J'étais là au milieu de la foule, confusément honteux de m'approprier des deuils qui n'étaient pas les miens. Ce film, je n'ai pas joué dedans, je l'ai seulement vu et on me l'a raconté et analysé et suranalysé et je n'irai pas le revoir, même si c'est fait avec la plus parfaite intelligence.

Oui, mais on fait bien des films sur l'Holocauste, pour témoigner, me dit-on. Faut-il vraiment répondre à cet argument? Si les mathématiques morbides ne suffisent pas à rendre la comparaison absurde, tentons de ne pas mettre sur le même pied le projet génocidaire d'un gouvernement avec la folie d'un seul homme.

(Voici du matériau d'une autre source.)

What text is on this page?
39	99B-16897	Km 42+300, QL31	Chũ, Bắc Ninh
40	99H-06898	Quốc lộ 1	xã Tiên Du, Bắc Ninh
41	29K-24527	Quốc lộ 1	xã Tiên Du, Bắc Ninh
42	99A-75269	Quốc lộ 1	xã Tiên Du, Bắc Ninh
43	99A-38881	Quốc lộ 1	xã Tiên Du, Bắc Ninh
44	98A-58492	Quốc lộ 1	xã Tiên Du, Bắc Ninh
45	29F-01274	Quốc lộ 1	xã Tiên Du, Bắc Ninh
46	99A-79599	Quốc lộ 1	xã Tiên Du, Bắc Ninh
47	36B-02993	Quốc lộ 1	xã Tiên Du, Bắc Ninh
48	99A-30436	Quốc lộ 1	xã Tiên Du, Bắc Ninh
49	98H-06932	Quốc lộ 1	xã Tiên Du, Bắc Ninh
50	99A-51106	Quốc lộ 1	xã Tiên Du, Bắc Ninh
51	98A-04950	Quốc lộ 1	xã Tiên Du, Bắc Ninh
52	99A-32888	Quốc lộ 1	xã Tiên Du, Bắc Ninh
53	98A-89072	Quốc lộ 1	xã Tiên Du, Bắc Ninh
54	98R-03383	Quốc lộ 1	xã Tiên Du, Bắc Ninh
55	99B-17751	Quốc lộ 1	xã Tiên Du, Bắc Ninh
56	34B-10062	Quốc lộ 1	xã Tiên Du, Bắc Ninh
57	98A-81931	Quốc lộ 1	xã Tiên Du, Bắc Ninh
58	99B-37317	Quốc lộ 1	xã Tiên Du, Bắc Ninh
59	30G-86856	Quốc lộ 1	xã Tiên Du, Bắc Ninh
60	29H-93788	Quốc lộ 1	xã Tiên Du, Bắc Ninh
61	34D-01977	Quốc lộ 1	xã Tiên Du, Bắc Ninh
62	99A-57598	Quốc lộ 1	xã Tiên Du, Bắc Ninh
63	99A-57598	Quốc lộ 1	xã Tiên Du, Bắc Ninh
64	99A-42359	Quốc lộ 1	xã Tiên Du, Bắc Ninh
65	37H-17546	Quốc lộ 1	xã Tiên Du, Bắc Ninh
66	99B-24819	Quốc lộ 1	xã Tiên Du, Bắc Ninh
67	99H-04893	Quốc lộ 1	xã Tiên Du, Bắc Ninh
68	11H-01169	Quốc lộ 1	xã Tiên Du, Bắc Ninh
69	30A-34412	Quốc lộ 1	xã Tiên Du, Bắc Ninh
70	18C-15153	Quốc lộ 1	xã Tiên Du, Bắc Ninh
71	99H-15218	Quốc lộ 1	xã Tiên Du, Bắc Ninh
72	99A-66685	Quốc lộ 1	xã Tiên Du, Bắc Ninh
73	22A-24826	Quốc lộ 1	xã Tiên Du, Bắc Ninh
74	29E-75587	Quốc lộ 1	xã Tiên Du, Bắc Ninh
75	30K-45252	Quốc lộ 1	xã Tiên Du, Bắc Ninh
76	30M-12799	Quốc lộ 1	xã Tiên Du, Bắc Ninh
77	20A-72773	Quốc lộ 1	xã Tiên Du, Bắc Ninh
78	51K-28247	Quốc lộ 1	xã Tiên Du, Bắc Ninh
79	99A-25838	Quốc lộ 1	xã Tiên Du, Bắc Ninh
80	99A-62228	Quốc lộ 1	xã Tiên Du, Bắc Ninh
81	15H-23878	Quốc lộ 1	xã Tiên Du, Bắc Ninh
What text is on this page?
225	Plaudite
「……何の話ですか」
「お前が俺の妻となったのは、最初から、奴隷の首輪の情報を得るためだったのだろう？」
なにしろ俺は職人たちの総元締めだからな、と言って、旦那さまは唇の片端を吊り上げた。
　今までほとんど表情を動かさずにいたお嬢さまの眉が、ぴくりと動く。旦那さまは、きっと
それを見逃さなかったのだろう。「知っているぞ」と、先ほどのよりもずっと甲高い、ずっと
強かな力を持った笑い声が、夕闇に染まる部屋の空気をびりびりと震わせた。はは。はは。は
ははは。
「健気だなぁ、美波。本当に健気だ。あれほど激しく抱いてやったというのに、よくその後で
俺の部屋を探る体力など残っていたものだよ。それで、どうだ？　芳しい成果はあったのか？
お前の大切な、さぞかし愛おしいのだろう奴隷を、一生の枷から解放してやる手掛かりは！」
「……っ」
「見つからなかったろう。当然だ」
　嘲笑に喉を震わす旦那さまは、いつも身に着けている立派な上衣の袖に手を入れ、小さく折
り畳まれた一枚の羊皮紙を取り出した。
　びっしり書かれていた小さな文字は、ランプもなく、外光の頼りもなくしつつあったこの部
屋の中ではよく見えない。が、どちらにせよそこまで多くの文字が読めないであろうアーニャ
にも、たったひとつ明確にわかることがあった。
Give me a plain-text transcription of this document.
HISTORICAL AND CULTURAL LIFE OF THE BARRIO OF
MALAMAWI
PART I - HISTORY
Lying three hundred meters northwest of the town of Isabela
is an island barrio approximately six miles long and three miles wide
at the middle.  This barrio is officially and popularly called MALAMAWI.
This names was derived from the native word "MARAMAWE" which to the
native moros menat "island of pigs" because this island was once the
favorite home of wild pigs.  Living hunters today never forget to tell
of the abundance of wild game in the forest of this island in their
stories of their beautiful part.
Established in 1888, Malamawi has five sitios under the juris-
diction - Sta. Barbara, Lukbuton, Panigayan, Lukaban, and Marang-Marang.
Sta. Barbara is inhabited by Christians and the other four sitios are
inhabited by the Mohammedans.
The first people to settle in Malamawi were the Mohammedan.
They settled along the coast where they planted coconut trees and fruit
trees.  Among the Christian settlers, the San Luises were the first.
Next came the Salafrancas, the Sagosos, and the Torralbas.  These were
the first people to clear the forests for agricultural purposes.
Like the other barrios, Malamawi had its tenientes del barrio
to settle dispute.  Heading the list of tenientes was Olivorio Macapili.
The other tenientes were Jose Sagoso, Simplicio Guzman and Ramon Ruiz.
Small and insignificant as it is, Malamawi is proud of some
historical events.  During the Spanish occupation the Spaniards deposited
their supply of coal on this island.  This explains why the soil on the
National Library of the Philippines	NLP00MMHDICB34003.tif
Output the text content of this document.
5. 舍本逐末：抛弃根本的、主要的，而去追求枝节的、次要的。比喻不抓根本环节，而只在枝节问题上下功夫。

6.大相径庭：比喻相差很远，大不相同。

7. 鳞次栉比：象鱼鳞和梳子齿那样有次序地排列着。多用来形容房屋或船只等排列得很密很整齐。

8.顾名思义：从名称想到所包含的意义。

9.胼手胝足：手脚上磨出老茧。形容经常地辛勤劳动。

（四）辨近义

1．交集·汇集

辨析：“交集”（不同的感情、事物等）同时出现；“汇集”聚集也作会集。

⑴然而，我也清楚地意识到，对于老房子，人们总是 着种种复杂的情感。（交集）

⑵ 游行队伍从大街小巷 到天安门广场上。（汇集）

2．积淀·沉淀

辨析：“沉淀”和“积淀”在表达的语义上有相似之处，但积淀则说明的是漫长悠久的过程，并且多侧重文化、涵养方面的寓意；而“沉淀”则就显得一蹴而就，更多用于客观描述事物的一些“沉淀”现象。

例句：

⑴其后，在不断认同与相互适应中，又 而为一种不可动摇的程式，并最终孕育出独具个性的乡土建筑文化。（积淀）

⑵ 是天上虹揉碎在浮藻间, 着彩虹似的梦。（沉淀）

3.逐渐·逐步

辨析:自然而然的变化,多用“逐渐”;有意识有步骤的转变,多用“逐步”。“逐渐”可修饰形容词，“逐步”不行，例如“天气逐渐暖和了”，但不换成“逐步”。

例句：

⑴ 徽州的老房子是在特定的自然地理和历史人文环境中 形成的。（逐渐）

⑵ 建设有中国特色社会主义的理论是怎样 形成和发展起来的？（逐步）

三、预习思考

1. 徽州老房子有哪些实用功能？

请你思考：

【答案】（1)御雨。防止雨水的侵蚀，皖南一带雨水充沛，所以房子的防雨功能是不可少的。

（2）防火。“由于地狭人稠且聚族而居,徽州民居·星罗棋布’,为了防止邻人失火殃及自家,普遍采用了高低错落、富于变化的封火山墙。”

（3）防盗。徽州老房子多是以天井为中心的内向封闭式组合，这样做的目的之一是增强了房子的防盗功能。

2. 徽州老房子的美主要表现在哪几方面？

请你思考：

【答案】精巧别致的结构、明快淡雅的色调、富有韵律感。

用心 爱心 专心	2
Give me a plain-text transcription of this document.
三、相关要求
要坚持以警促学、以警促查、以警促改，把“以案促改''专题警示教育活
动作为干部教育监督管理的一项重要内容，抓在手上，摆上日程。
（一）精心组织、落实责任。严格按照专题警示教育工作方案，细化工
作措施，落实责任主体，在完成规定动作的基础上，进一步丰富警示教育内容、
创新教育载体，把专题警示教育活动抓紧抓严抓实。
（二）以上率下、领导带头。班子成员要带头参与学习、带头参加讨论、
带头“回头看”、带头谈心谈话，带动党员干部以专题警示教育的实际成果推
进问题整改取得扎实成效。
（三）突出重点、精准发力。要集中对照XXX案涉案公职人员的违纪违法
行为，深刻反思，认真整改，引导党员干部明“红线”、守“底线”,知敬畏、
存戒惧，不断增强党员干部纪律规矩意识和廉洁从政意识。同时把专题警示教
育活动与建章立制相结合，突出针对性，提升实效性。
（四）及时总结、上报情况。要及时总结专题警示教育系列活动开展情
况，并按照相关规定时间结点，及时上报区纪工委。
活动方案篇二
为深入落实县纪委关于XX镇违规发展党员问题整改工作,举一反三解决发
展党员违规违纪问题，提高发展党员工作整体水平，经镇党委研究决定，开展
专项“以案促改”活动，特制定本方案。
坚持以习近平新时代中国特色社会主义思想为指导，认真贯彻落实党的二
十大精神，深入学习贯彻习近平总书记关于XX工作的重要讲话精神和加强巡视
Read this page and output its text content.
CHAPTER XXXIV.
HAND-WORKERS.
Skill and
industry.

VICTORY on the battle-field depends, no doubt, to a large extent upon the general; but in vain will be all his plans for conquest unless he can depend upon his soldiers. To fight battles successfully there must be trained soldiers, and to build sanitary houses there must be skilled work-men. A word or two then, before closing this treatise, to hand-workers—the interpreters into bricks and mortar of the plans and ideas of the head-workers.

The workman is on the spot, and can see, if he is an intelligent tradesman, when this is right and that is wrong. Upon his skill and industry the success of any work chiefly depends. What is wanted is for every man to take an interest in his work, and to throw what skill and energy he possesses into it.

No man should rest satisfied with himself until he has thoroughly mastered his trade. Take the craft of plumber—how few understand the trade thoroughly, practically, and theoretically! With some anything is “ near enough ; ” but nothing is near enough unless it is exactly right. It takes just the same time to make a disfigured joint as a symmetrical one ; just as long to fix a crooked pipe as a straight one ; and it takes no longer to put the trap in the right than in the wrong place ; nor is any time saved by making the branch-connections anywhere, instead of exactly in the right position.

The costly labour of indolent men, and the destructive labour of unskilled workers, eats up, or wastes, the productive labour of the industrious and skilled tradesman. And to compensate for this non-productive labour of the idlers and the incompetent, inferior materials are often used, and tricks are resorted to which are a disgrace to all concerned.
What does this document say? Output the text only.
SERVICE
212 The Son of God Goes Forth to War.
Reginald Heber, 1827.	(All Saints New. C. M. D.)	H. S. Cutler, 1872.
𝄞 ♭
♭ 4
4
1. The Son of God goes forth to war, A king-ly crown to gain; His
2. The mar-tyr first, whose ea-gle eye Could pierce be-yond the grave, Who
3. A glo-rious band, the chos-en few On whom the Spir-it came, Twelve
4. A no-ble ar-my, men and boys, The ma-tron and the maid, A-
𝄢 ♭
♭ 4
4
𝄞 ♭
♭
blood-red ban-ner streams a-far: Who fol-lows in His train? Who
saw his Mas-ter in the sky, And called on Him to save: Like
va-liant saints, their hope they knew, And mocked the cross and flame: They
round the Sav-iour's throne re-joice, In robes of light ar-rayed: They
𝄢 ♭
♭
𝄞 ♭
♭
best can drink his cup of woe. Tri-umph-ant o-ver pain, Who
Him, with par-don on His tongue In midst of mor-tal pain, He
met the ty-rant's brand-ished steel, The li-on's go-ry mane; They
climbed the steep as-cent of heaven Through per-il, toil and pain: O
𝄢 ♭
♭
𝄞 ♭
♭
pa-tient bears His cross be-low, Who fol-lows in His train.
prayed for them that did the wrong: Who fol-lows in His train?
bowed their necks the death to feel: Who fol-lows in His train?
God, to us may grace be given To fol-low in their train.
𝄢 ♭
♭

Et de toute manière, je le répète, je ne suis pas contre le témoignage, le récit de l'épouvantable, l'exploration de la sauvagerie humaine. Je suis pour la liberté cinématographique et tout. Je ne polémique même pas. Je n'irai pas à Christiane Charette, ni rien.

De toute manière, ce n'est pas le journaliste qui parle, c'est le type un peu perdu qui marchait sur le mont Royal, un très beau et très triste samedi de décembre, il y a 19 ans, devant l'horreur du monde, qui venait de s'engouffrer sauvagement dans sa cité.

Alors si vous le permettez, je n'irai pas.